Forum OpenACS Development: Site node cache memory problems

Collapse
Posted by Malte Sussdorff on
I experience the following issue with the site_node cache:

We are at 350000 site node entries and the cache is currently at around 1.8GB of RAM. We could easily beef our machine for the moment, but with the exponential growth (of site nodes as well) the site is experiencing, I am concerned about the sustainability of this approach.

To this end I was wondering why we did not invent a lazy caching mechanism, so the request processor on the first call hits the database and loads whatever it finds into the cache instead of initializing it upon startup. Taking into account that the whole initialization on startup takes around 1 minute I assume that hitting the DB will not be too much overhead?

This would also help with clustering, if the second webserver cannot find the site_node which might have been generated on the first webserver, it would just go to the database. Not sure if the cluster problems with site_node cache have been solved in a decent manner (though I assume, as I know a lot of you run on cluster setup).

Sadly this does not work at the moment (I tried not to load the cache and failed to access any page). Did noone think it would become necessary or is it a bad idea for reasons I cannot see at the moment?

P.S.: Having said that, I could probably achieve some way by just cleaning up the existing site_node cache from unused entries 😊. Though then I am wondering what to do with the data in the packages. But that is a different story for a different time...

Collapse
Posted by Jose Agustin Lopez Bueno on
Hi Malte!

The problems with site-nodes are not solutionated
in cluster. We have 4 nodes in the cluster.
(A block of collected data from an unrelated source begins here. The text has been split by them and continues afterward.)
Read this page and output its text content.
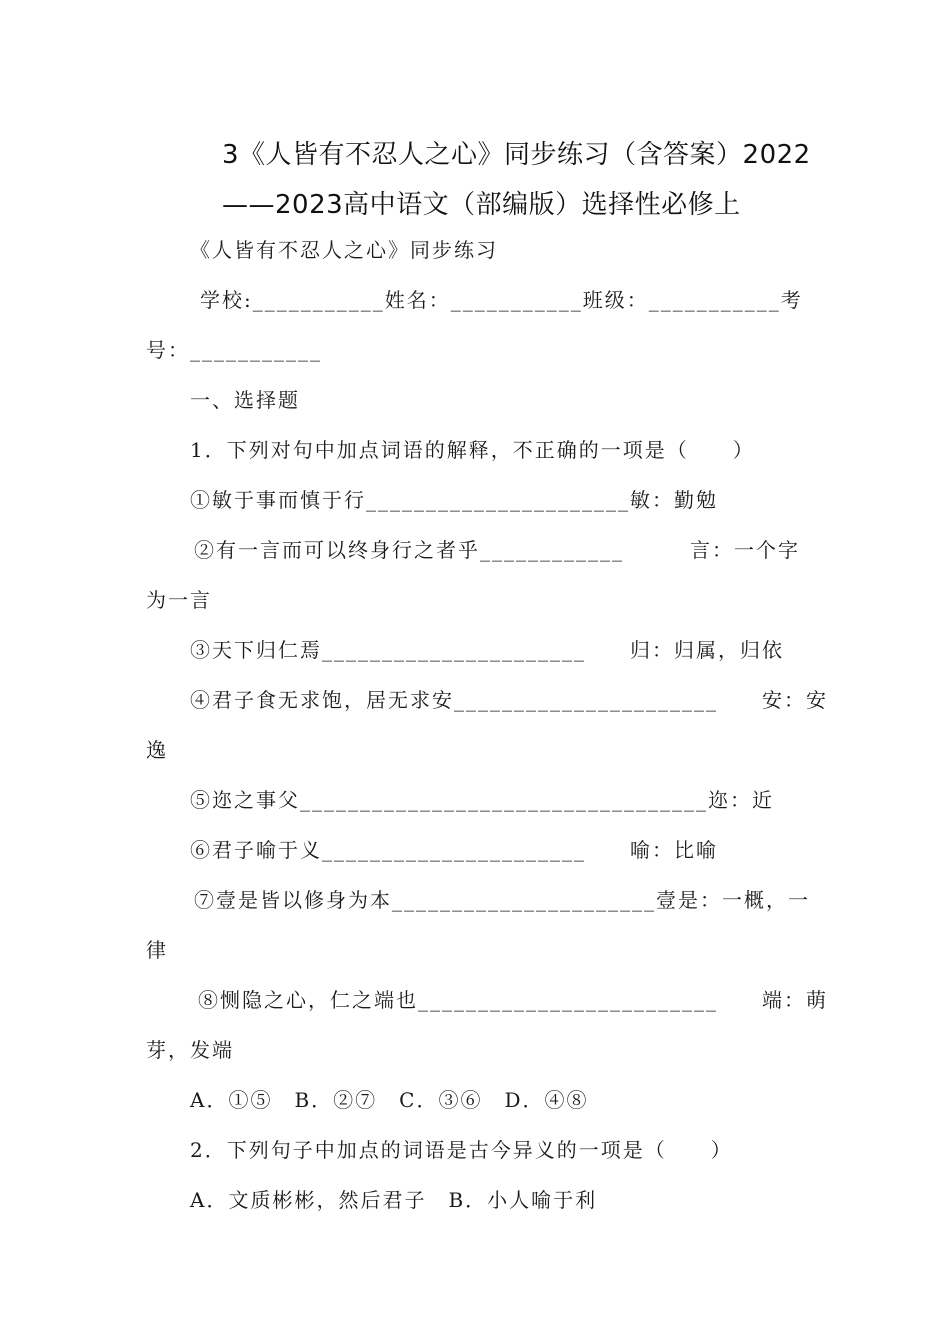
3《人皆有不忍人之心》同步练习（含答案）2022
——2023高中语文（部编版）选择性必修上
《人皆有不忍人之心》同步练习
学校:___________姓名：___________班级：___________考
号：___________
一、选择题
1．下列对句中加点词语的解释，不正确的一项是（　　）
①敏于事而慎于行______________________敏：勤勉
②有一言而可以终身行之者乎____________　　　言：一个字
为一言
③天下归仁焉______________________　　归：归属，归依
④君子食无求饱，居无求安______________________　　安：安
逸
⑤迩之事父__________________________________迩：近
⑥君子喻于义______________________　　喻：比喻
⑦壹是皆以修身为本______________________壹是：一概，一
律
⑧恻隐之心，仁之端也_________________________　　端：萌
芽，发端
A．①⑤　B．②⑦　C．③⑥　D．④⑧
2．下列句子中加点的词语是古今异义的一项是（　　）
A．文质彬彬，然后君子　B．小人喻于利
Every time we create new communities we must to
load all the site-nodes in cache. All the instances in cluster must refresh his own data and the time for this
process can be greather than 1 minute. Sometimes
all the cluster nodes are blocked and the performance
decrease.

select count(*) from site_nodes;
132929
The select waste 10 seconds in postgres.
The reorder of memory tcl arrays waste up to 1 minute.
The update local cache of every node take a duration
then greather than 1 minute X 4 nodes >= 4 minutes.

For the usability of cluster structure we must to redesign
the policy of cache refresh in the procs in acs-tcl:
site_node::update_cache

Best regards,
Agustin